The deadly book did not belong there either. The bookshelf held only works she had read and liked, and decided to keep so she could go back to them from time to time. She might have liked this one—the title was promising—but she definitely would not be reading it. Even if she’d wanted to, how would it be possible? She would never get beyond the second page. The dearly departed do not read.
She took the book out gingerly with her thumb and index finger, as though removing an explosive device. She stepped back from the bookshelf again and reflected. What should she do with it? She knew what she’d do if it were a run-of-the-mill volume. Books she didn’t like were taken to the secondhand bookstore and sold at a loss or given to a friend with different reading habits.
This was clearly out of the question. She couldn’t have an innocent soul on her conscience, particularly that of a friend. Others might be totally oblivious to the impending danger. After finishing the first page they would turn it unsuspectingly and start to read the second, and that would be the last one they ever began. If she allowed this to happen, she would be as culpable as a callous terrorist.

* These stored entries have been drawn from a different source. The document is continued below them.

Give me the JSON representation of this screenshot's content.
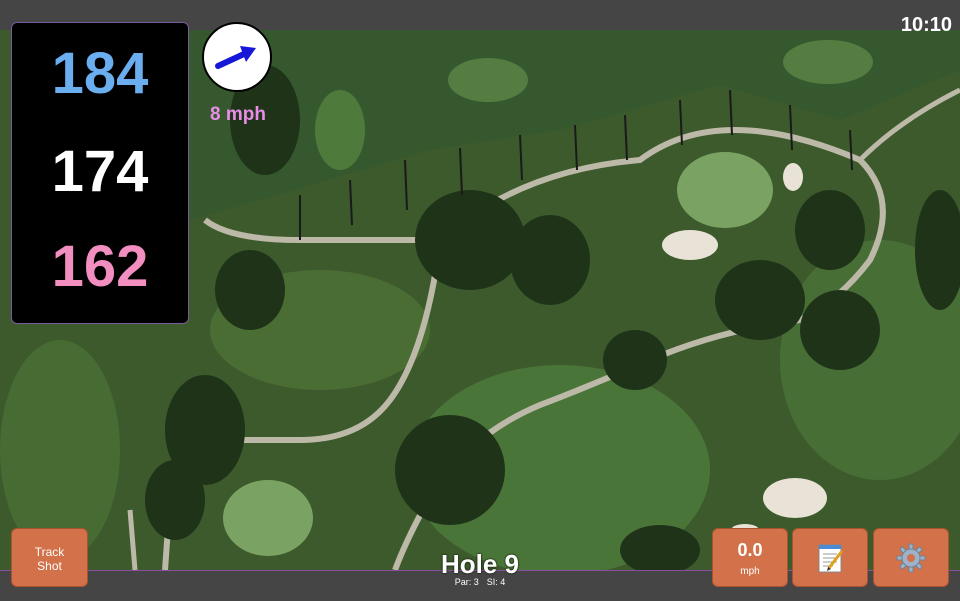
{
  "status_bar": {
    "time": "10:10"
  },
  "distances": {
    "back": "184",
    "middle": "174",
    "front": "162"
  },
  "wind": {
    "speed_label": "8 mph",
    "direction_icon": "arrow-icon"
  },
  "hole": {
    "title": "Hole 9",
    "par": "Par: 3",
    "stroke_index": "SI: 4"
  },
  "buttons": {
    "track_shot": {
      "line1": "Track",
      "line2": "Shot"
    },
    "speed": {
      "value": "0.0",
      "unit": "mph"
    },
    "notes": {
      "icon": "notepad-icon"
    },
    "settings": {
      "icon": "gear-icon"
    }
  },
  "colors": {
    "back_distance": "#6aaef0",
    "middle_distance": "#ffffff",
    "front_distance": "#f28ec0",
    "wind_label": "#e98de8",
    "button": "#d2714a"
  }
}
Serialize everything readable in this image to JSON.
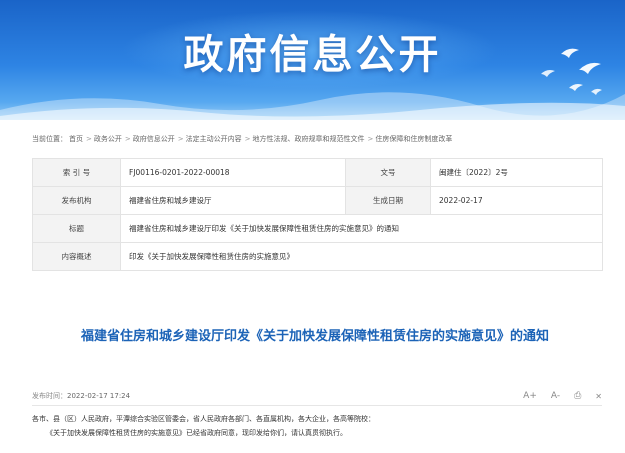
{
  "banner": {
    "title": "政府信息公开"
  },
  "breadcrumb": {
    "prefix": "当前位置：",
    "items": [
      "首页",
      "政务公开",
      "政府信息公开",
      "法定主动公开内容",
      "地方性法规、政府规章和规范性文件",
      "住房保障和住房制度改革"
    ],
    "separator": ">"
  },
  "info": {
    "index_label": "索 引 号",
    "index_value": "FJ00116-0201-2022-00018",
    "docno_label": "文号",
    "docno_value": "闽建住〔2022〕2号",
    "publisher_label": "发布机构",
    "publisher_value": "福建省住房和城乡建设厅",
    "date_label": "生成日期",
    "date_value": "2022-02-17",
    "title_label": "标题",
    "title_value": "福建省住房和城乡建设厅印发《关于加快发展保障性租赁住房的实施意见》的通知",
    "summary_label": "内容概述",
    "summary_value": "印发《关于加快发展保障性租赁住房的实施意见》"
  },
  "article": {
    "title": "福建省住房和城乡建设厅印发《关于加快发展保障性租赁住房的实施意见》的通知",
    "published_label": "发布时间：",
    "published_value": "2022-02-17 17:24",
    "tools": {
      "font_up": "A+",
      "font_down": "A-",
      "print": "⎙",
      "close": "✕"
    },
    "para1": "各市、县（区）人民政府，平潭综合实验区管委会，省人民政府各部门、各直属机构，各大企业，各高等院校：",
    "para2": "《关于加快发展保障性租赁住房的实施意见》已经省政府同意，现印发给你们，请认真贯彻执行。"
  },
  "colors": {
    "banner_blue": "#2e84e4",
    "title_blue": "#1c63b7",
    "label_bg": "#f3f3f3"
  }
}
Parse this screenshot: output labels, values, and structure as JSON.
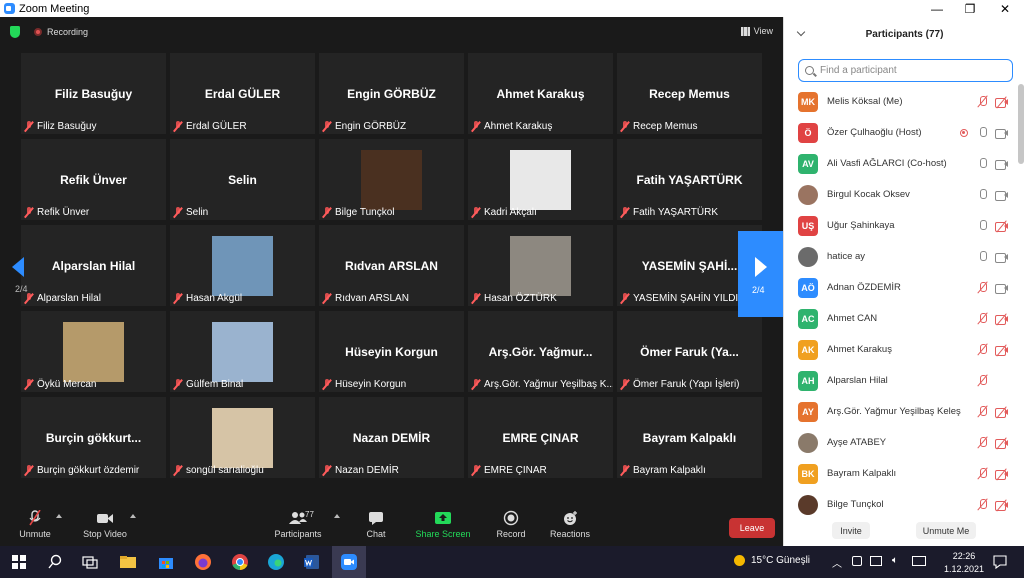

She had no choice. She had to commit the ultimate sacrilege: throw the book in the garbage. She felt terrible about it, but this would at least prevent a much greater misfortune. She headed for the kitchen and had already raised the lid of the garbage can, when it occurred to her that she couldn’t get rid of it that casually.
Someone might find it at the dump before it was destroyed. There are those who sift through the garbage looking for things that can still be used. They wouldn’t necessarily start reading it. People who hang around dumps aren’t inclined to do that in general. But they would be in mortal danger if they just leafed through it.
She lowered the lid. The book had to be destroyed before she threw it in the garbage. That way no one would come to any harm. This was even more unpleasant, but what else could she do? And then a new problem cropped up. How was she going to do it? She couldn’t keep her eyes open as she tore up the pages. That would be the same as continuing to read after the first page. She would have to tear them up sight unseen.
She took a long woollen scarf out of the clothes closet and went back to the kitchen. Sitting down at the table, she placed the book in front of her and firmly bound her eyes. She made two knots at the back of her head just in case, then put her hands in front of her face to make sure she couldn’t see anything.
The torment that filled her because of what she was doing was short-lived. It was driven away by the realization that this had to be done. She tore up the book patiently and methodically, page by page. The task turned out to be easier than she imagined. When she felt for the pile of torn-up paper, she was satisfied to find it constantly growing.
When only the cover was left, she removed the blindfold. She took a large plastic bag, filled it with the torn paper, added the cover, then put everything into the garbage can. There. Now this terrible book could not hurt anyone. It had been a stroke of luck that she’d gotten hold of it first.